Jamie Lee Curtis erinnert an ihre Eltern: "I just won the Oscar!".(c) Reuters
Jamie Lee Curtis wiederum betonte, wie sehr ihre Ehrung in Wahrheit ein Teamerfolg sei: „Ich bin hunderte Personen, wir haben den Oscar gemeinsam gewonnen“. Dann kam sie auch auf ihre Eltern zu reden, die beide ebenfalls für Oscars nominiert worden waren. „Ich habe einen Oscar gewonnen“, sagte sie bewegt in Erinnerung an Janet Leigh und Tony Curtis.
Als bester Dokumentarfilm wurde Daniel Rohers „Navalny“, der die Geschichte von der Vergiftung des russischen Oppositionspolitikers erzählt, geehrt. Der Regisseur dankte seinem Team, darunter auch die drei österreichischen Kameramänner Niki Waltl, Simon Fraissler und Daniel Dajakaj, für dessen Mut. Auch Nawalnys Frau Julia stand auf der Bühne: „Mein Mann ist im Gefängnis, nur weil er die Wahrheit sagt und weil er die Demokratie verteidigt. Ich träume von dem Tag, an dem er und unser Land wieder frei sein werden“, sagte sie.
„Du trugst uns alle": Großes Lob für Felix Kammerer
Der Oscar für den besten ausländischen Film ging etwas später wie erwartet an die deutsche Produktion "Im Westen nichts Neues". Edward Berger dankte in seiner Rede ausdrücklich dem Österreicher Felix Kammerer - ohne ihn würden sie alle nun nicht hier stehen, lobte er den Burgtheater-Schauspieler für die Performance in seinem ersten Filmprojekt. „Das war dein erster Film, und du trugst uns alle auf deinen Schultern, als wäre es nichts.“ Kammerer schien angesichts des Lobes emotional überwältigt.
Edward Berger preist Felix Kammerer (ganz rechts).(c) AFP
Eine ungeschminkte Lady Gaga überzeugte in einem überraschenden Auftritt und einer der stärksten Gesangseinlagen des Abends mit einer reduzierten, auf ihre Stimme fokussierten Darbietung ihres für den Oscar nominierten Songs zu „Top Gun: Maverick“. Ebenso wie Rihanna, die wiederum für ihren Song im Film „Black Panther: Wakanda Forever“ auf der Liste der Nominierten stand. Das vermeintliche Gesangsduell ging schließlich für beide verloren. Der Oscar ging an den indischen Song „Naatu Naatu“ von RRR.

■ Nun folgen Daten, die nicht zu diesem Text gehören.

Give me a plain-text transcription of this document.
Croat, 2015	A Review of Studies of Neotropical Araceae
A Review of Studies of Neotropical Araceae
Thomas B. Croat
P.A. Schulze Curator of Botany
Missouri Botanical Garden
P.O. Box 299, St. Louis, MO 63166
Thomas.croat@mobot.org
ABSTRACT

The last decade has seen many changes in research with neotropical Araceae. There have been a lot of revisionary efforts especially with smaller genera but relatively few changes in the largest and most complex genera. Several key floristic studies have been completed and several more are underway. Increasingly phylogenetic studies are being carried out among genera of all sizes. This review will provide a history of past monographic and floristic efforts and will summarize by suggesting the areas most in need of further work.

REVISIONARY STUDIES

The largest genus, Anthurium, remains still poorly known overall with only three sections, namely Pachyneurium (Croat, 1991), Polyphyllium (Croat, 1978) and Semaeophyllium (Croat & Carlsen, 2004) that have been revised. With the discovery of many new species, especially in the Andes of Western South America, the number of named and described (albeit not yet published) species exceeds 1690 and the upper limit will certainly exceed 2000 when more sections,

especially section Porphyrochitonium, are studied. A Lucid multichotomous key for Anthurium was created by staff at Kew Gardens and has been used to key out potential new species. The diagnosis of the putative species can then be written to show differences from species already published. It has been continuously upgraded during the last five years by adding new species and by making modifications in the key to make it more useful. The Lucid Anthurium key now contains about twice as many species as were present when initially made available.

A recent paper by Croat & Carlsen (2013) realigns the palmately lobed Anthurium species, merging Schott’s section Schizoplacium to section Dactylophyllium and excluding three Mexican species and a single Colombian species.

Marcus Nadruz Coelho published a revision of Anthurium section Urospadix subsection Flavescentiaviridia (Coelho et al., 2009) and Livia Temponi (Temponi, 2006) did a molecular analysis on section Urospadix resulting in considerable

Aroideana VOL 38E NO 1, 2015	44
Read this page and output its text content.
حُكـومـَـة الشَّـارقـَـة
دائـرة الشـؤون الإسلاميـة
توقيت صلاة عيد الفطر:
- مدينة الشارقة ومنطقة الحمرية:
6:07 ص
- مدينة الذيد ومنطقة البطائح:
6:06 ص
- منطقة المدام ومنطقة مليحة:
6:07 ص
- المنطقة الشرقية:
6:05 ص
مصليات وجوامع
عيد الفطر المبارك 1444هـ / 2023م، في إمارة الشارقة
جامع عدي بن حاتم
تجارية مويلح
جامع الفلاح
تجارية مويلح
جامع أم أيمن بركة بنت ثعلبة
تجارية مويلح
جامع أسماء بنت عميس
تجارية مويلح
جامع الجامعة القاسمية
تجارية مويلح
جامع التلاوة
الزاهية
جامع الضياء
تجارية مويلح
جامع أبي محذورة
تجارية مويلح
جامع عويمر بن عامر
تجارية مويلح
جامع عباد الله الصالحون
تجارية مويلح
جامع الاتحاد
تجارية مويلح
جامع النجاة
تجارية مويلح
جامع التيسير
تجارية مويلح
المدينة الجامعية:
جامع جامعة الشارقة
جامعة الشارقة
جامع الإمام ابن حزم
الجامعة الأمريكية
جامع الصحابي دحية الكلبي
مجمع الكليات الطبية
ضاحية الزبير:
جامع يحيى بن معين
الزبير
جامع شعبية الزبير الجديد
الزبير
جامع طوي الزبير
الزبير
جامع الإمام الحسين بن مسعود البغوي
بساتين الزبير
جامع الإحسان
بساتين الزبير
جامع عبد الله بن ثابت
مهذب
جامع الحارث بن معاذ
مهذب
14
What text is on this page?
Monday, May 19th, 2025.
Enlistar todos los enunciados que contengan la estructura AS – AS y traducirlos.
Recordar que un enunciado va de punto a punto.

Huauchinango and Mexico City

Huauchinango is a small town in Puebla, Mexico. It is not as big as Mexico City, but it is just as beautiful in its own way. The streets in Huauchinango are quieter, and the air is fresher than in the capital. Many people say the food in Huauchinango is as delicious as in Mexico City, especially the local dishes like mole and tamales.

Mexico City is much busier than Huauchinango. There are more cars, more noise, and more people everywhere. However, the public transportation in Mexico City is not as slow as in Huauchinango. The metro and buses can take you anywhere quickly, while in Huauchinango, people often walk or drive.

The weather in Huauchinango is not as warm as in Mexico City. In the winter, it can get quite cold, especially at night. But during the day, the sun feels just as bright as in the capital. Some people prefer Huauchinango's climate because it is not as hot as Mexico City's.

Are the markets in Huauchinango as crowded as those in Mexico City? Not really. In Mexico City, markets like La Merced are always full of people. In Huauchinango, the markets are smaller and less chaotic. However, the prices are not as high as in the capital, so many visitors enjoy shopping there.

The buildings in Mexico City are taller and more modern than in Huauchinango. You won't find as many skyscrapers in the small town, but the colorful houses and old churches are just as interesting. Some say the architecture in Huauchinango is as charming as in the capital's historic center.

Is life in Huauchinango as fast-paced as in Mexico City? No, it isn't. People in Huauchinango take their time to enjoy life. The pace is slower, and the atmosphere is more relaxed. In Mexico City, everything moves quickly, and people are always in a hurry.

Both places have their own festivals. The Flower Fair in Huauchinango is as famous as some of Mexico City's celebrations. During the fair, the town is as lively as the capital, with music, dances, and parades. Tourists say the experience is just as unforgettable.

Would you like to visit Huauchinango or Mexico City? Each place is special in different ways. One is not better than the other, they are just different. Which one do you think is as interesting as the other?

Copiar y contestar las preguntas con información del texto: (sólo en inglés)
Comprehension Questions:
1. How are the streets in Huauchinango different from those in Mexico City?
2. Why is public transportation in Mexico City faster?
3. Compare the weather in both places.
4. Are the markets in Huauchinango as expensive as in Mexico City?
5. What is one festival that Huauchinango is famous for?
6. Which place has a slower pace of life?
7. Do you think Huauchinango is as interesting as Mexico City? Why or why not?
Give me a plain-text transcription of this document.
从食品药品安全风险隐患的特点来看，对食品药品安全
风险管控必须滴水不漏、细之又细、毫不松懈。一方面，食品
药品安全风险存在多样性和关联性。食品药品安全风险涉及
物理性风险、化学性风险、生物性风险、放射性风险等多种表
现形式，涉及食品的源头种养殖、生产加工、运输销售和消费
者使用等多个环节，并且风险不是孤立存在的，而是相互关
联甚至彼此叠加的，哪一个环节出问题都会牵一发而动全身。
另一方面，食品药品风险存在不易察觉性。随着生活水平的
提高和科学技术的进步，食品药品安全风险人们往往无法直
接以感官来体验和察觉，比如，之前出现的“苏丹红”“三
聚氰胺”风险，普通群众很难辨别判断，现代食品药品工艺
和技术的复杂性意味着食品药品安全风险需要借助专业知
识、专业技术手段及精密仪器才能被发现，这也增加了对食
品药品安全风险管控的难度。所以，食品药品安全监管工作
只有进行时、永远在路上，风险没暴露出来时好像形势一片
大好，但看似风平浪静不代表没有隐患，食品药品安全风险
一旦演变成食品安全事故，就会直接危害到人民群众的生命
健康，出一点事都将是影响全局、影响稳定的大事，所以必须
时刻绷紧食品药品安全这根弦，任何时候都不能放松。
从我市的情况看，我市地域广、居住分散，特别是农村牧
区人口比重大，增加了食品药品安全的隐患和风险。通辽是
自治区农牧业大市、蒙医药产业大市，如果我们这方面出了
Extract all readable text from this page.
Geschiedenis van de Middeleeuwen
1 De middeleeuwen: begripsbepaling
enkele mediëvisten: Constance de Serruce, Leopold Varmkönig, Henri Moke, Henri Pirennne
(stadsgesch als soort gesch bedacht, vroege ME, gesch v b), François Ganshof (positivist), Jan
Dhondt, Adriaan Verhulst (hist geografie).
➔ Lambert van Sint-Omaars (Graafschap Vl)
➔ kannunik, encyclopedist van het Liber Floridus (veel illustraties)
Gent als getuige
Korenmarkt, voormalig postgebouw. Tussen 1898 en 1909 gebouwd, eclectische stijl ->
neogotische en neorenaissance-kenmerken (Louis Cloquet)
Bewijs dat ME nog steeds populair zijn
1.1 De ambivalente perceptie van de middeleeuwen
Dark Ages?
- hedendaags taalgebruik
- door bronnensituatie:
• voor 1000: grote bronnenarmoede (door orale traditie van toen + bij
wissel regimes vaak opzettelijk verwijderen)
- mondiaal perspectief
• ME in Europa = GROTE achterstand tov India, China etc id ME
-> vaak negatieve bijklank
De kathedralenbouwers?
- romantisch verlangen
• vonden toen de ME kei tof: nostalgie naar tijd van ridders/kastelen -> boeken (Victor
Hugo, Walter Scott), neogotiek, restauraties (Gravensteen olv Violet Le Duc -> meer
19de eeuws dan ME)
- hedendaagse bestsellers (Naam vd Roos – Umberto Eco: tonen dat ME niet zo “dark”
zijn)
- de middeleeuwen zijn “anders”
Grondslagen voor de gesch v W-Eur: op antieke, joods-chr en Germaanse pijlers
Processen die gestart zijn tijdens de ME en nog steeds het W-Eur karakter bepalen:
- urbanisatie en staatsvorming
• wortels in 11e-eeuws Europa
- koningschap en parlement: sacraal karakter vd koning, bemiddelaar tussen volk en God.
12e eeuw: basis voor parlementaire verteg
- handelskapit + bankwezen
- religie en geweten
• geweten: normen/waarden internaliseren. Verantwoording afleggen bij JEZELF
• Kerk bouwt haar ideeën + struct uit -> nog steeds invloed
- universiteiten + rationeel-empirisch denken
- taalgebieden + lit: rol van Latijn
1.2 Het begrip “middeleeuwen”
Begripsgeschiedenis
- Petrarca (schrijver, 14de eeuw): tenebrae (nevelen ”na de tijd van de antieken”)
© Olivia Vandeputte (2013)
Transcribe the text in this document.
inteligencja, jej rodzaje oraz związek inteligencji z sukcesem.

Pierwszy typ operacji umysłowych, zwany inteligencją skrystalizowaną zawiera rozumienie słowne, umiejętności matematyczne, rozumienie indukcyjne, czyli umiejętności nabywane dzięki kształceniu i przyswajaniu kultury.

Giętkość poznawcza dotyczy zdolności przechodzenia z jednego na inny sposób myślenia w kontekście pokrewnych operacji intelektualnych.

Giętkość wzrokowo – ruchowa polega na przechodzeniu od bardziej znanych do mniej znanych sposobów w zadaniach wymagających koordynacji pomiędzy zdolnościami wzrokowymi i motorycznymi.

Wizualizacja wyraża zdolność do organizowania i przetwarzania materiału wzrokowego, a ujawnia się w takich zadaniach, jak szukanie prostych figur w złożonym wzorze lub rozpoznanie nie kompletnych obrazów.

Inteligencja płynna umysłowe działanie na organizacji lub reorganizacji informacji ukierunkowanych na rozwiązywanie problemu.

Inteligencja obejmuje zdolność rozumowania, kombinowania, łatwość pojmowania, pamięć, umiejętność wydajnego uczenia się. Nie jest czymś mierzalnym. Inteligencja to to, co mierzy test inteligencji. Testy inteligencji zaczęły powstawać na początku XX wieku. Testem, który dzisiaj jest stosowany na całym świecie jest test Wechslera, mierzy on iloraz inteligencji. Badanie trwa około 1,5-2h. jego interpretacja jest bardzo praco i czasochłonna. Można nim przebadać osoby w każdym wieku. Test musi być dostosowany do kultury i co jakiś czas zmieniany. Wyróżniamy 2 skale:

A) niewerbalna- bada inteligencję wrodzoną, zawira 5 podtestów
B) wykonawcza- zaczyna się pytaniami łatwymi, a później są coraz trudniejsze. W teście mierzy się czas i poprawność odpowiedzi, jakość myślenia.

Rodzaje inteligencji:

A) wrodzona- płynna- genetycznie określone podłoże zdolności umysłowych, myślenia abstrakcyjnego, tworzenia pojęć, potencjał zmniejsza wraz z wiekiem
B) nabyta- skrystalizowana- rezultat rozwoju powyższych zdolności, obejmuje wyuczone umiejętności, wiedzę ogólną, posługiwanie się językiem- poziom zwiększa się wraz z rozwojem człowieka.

Lady Gaga, ungeschminkt und mit starker Stimme.(c) AFP
Monika Willi geht leer aus
Sarah Polley konnte sich über den Oscar für das beste Drehbuch für „Women Talking“ freuen. In ihrem Film, auf Deutsch „Die Aussprache“, erzählt sie nach wahren Begebenheiten von einer religiösen Kommune in Bolivien, in der Frauen von den Männern betäubt und vergewaltigt wurden. „Ich danke der Academy, dass sie sich nicht gefürchtet hat vor den Wörtern Women und Talking, die so nahe beieinander stehen“, sagte sie in ihrer Rede.
Besonders auffallend war in der Oscarnacht die Menge an weißen (und hellen) Kleidern, passend zum nicht mehr roten, sondern champagnerfarbenen Teppich. Und passend zur aktuellen #VanillaGirl-Ästhetik, die auf TikTok gerade die Runde macht. Sofia Carson trug ein Kleid, von dem wohl auch einige Bräute träumen, von Giambattista Valli. (c) Getty Images (Mike Coppola)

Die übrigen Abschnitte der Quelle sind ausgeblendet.